Kasus Edge Sorting Phil Ivey Dijelaskan: Baccarat, Crockfords, Borgata dan Debat Hukum Terbesar Poker

Kasus edge sorting Phil Ivey dengan Crockfords dan Borgata menjadi salah satu perdebatan hukum terbesar dalam perjudian. Pelajari apa yang terjadi, apa arti edge sorting, dan bagaimana hal itu memengaruhi warisannya.
Kasus edge-sorting Phil Ivey adalah salah satu kontroversi hukum paling terkenal dalam sejarah perjudian modern. Kasus ini juga menjadi salah satu kisah yang paling sering disalahpahami yang terkait dengan seorang pemain poker. Kasus ini tidak berasal dari turnamen poker. Tidak melibatkan kartu bertanda di meja poker. Tidak melibatkan kolusi dalam permainan cash game. Kasus ini berasal dari sesi baccarat Punto Banco yang melibatkan Phil Ivey, pemain advantage Cheung Yin Sun, dan dua kasino besar: Crockfords di London dan Borgata di Atlantic City.

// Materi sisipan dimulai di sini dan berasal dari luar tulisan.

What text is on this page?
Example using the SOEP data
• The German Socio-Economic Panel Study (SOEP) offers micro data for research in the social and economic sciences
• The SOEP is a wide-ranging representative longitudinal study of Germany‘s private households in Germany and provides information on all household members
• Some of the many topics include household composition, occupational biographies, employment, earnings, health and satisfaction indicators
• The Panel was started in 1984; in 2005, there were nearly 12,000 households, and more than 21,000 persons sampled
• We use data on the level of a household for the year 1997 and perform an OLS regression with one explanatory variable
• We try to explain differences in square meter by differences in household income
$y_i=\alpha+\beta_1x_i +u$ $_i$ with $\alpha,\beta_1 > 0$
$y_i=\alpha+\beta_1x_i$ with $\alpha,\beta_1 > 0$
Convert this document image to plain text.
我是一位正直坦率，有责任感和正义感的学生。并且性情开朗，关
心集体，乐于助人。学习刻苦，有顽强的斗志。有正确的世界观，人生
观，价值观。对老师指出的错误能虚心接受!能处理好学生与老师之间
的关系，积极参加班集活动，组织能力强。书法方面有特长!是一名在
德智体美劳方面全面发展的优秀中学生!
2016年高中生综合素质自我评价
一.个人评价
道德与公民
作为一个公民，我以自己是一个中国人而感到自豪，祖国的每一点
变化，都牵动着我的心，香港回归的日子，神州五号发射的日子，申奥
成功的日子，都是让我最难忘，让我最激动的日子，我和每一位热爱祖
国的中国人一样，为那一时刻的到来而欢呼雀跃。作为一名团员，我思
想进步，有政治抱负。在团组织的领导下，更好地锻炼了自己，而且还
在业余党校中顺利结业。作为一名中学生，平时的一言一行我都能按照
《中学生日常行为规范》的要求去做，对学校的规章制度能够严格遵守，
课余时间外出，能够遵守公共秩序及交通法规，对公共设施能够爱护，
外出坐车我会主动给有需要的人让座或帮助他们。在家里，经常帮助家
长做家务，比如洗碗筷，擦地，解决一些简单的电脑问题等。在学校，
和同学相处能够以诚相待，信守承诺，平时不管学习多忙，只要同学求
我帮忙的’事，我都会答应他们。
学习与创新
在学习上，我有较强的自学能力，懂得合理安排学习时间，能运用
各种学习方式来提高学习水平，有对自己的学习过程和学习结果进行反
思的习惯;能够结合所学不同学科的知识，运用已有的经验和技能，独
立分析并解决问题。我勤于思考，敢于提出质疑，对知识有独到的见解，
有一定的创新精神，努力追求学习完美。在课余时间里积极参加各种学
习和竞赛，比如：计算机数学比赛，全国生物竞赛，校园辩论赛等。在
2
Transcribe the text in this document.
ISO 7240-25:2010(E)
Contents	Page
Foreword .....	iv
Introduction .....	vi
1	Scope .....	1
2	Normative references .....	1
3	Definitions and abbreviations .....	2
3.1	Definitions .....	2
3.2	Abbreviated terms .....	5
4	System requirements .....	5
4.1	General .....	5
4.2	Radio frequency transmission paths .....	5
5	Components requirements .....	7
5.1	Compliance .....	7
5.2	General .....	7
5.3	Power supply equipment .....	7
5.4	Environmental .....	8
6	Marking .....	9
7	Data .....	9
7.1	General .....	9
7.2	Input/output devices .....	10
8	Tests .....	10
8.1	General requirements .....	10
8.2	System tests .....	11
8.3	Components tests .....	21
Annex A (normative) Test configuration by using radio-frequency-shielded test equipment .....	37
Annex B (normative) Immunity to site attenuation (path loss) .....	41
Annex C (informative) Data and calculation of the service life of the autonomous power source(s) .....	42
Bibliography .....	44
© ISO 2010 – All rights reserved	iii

Pertanyaan utamanya sederhana untuk diajukan, tetapi sulit untuk dijawab. Apakah edge-sorting adalah teknik advantage-play yang legal, kesalahan kasino yang dieksploitasi oleh penjudi terampil, atau kecurangan? Di pengadilan, Ivey kalah dalam pertarungan hukum terpenting. Dalam budaya poker, perdebatan ini tidak pernah benar-benar hilang. Itulah mengapa kasus edge-sorting Phil Ivey tetap begitu penting. Kasus ini berada di persimpangan antara keterampilan, hukum perjudian, prosedur kasino, etika, reputasi, dan pertanyaan lama tentang di mana batas antara advantage play dan kecurangan.
Apa Itu Kasus Edge-Sorting Phil Ivey?
Kasus edge-sorting Phil Ivey melibatkan sesi baccarat di mana Ivey dan Cheung Yin Sun memanfaatkan asimetri kecil di bagian belakang kartu remi untuk mendapatkan keuntungan. Perselisihan paling terkenal berasal dari Crockfords Club di London. Pada Agustus 2012, Ivey bermain Punto Banco di Crockfords dan memenangkan sekitar £7,7 juta. Kasino menolak membayar kemenangan tersebut dengan alasan bahwa edge-sorting termasuk kecurangan. Ivey menggugat untuk mendapatkan kembali uangnya, tetapi Mahkamah Agung Inggris pada akhirnya memutuskan melawannya.
Perselisihan terpisah melibatkan Borgata di Atlantic City. Borgata menggugat Ivey dan Cheung Yin Sun atas sesi baccarat, dengan argumen bahwa mereka menggunakan edge-sorting dengan permintaan khusus terkait penanganan kartu dan kondisi meja untuk mendapatkan keuntungan yang melanggar hukum. Catatan pengadilan publik menggambarkan akomodasi yang diminta agar metode tersebut bisa berhasil.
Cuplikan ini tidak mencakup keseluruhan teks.